AlCl₃-NaCl-ZnCl₂ Secondary Electrolyte in Next-Generation ZEBRA (Na-ZnCl₂) Battery

Increasing demand to store intermittent renewable electricity from, e.g., photovoltaic and wind energy, has led to much research and development in large-scale stationary energy storage, for example, ZEBRA batteries (Na-NiCl₂ solid electrolyte batteries). Replacing Ni with abundant and low-cost Zn makes the ZEBRA battery more cost-effective. However, few studies were performed on this next-generation ZEBRA (Na-ZnCl₂) battery system, particularly on its AlCl₃-NaCl-ZnCl₂ secondary electrolyte. Its properties such as phase diagrams and vapor pressures are vital for the cell design and optimization. In our previous work, a simulation-assisted method for molten salt electrolyte selection has shown its successful application in development of molten salt batteries.
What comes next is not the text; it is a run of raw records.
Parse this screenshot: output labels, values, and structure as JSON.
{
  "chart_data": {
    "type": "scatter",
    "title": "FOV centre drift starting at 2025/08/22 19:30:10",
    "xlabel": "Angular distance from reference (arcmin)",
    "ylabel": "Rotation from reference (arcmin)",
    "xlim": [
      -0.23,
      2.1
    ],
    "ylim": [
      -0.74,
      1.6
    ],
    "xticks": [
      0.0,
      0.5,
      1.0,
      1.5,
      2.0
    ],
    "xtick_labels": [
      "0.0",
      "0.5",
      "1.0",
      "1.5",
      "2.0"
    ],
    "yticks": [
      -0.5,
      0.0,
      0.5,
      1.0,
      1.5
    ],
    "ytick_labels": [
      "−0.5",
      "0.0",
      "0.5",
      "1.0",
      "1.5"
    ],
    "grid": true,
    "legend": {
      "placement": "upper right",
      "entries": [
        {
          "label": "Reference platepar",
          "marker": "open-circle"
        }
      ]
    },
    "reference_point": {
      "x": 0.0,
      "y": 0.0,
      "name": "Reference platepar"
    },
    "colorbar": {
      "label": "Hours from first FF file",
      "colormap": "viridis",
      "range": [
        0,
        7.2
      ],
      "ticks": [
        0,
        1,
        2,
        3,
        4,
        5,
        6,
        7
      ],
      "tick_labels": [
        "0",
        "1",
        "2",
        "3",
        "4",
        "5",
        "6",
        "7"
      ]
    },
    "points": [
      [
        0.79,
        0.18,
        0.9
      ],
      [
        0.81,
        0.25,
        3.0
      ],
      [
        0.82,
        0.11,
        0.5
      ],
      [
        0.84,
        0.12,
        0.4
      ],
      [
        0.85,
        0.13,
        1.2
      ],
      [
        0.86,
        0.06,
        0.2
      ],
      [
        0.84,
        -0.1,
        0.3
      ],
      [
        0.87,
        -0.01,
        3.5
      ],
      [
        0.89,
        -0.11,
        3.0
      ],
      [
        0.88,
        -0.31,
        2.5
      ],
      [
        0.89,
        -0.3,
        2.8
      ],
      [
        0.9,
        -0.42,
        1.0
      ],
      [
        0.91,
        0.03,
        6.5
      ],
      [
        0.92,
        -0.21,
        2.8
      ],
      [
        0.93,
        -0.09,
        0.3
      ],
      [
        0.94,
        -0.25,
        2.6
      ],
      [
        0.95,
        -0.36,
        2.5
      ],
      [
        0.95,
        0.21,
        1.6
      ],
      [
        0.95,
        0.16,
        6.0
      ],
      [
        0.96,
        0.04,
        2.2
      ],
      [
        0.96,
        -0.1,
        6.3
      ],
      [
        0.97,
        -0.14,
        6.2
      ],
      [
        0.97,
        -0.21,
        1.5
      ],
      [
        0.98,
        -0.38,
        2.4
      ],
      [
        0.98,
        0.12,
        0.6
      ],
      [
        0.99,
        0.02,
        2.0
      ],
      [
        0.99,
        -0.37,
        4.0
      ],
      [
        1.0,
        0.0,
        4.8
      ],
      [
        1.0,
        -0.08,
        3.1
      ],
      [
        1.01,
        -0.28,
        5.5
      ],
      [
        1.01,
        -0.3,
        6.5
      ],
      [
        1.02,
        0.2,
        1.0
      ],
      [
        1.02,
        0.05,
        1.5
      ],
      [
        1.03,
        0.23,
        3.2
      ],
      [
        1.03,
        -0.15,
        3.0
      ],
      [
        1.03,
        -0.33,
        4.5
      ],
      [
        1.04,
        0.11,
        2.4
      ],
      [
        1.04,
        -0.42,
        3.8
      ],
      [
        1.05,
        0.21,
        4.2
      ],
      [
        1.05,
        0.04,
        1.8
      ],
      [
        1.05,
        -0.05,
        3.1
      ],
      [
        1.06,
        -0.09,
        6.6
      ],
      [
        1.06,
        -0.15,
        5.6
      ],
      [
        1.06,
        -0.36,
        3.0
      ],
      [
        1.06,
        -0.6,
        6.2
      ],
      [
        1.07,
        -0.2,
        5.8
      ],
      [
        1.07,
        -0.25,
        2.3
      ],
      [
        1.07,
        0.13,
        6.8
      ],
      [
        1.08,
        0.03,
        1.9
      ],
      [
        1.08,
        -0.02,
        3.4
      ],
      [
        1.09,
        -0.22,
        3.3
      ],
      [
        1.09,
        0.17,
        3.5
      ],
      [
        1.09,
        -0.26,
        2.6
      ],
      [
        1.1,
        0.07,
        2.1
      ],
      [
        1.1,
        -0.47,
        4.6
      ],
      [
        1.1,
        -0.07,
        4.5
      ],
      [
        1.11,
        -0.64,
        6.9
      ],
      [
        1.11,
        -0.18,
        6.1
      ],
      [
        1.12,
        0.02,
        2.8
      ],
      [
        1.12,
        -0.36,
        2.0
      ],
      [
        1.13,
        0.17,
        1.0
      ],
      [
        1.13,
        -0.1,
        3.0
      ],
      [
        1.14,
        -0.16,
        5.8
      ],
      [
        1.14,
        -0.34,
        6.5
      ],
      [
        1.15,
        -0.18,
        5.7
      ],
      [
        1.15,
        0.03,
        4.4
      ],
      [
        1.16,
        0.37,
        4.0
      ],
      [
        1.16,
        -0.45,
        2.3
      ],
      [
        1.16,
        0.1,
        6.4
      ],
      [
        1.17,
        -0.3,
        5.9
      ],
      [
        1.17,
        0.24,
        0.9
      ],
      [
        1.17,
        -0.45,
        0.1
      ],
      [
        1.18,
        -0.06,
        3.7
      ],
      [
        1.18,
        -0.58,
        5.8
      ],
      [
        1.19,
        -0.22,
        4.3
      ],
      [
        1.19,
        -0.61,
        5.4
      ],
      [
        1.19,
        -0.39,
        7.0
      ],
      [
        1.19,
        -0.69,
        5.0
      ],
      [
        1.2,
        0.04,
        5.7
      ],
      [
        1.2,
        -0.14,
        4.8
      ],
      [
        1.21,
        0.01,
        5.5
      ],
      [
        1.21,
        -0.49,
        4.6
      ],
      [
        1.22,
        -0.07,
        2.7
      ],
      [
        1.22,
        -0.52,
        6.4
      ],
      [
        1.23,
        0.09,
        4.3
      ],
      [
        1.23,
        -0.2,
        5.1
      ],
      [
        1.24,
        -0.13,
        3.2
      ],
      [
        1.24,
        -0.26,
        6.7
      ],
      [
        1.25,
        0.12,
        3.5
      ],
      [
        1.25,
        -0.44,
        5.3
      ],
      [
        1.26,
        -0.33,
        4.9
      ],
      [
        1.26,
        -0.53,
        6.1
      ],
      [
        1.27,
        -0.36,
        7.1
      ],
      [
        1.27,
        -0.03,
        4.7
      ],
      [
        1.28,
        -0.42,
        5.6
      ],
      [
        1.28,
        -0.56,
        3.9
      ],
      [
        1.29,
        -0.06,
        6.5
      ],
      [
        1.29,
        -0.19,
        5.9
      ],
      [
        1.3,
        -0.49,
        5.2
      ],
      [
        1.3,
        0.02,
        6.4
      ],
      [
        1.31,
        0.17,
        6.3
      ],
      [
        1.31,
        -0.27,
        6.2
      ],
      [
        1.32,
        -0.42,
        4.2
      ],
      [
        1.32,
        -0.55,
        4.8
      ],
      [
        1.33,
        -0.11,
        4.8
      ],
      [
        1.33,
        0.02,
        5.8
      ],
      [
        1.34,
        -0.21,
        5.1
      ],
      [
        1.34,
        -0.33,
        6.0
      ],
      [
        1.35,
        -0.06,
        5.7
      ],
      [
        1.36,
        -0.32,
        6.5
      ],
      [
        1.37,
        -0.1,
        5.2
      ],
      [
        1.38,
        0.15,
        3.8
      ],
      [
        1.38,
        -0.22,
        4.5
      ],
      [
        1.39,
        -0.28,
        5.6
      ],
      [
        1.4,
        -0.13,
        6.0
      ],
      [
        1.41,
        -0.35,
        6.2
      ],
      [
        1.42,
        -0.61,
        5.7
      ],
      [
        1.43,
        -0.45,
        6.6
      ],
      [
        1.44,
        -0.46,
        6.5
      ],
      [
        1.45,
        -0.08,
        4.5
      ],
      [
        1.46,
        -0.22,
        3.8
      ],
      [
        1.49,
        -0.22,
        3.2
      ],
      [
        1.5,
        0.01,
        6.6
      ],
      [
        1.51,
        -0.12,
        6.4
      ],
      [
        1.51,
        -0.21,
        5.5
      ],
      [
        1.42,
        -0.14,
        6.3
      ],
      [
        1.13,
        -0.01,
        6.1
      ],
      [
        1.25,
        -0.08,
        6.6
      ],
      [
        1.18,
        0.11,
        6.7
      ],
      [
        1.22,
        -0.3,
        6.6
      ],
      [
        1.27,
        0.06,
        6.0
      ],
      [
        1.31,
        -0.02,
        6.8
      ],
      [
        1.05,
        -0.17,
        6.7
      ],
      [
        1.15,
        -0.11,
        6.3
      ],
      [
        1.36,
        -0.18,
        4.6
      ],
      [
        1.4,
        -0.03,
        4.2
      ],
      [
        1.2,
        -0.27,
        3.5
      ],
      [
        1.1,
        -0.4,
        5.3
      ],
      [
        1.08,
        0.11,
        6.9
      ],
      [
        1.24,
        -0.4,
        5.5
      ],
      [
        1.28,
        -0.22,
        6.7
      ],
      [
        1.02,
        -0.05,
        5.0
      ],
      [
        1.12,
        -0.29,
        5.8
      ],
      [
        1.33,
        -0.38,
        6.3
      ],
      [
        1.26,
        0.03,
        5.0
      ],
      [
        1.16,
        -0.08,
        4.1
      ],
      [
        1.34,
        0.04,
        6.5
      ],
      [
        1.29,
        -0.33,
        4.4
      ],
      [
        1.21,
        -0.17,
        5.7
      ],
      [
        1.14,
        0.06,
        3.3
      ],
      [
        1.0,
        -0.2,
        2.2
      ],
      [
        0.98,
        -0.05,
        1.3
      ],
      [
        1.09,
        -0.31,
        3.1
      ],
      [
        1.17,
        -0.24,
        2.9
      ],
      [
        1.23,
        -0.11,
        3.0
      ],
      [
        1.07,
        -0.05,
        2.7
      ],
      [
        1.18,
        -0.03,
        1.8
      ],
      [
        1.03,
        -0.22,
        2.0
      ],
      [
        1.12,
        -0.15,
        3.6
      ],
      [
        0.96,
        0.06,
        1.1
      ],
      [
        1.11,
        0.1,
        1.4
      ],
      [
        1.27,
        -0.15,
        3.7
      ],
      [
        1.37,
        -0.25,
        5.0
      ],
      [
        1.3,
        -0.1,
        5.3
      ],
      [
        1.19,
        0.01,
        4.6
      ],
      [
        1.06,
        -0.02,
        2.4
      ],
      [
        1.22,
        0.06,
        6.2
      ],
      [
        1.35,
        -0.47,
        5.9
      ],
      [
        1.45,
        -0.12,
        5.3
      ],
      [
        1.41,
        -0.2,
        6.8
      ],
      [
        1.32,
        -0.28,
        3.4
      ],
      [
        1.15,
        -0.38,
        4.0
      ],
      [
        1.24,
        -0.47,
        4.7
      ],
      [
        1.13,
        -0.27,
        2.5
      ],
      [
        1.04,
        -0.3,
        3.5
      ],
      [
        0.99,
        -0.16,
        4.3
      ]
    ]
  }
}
The same method is used here to in-depth study the AlCl₃-NaCl-ZnCl₂ salt electrolyte in terms of its phase diagrams and vapor pressures via FactSage^TM and thermo-analytical techniques (Differential Scanning Calorimetry (DSC) and OptiMelt^TM), and their effects on battery performance such as operation safety and charging/discharging reaction mechanism. The DSC and OptiMelt results show that the experimental data such as melting temperatures and phase changes agree well with the simulated phase diagrams. Moreover, the FactSage^TM simulation shows that the salt vapor pressure increases significantly with increasing temperature and molar fraction of AlCl₃. The obtained phase diagrams and vapor pressures will be used in the secondary electrolyte selection, cell design and battery operation.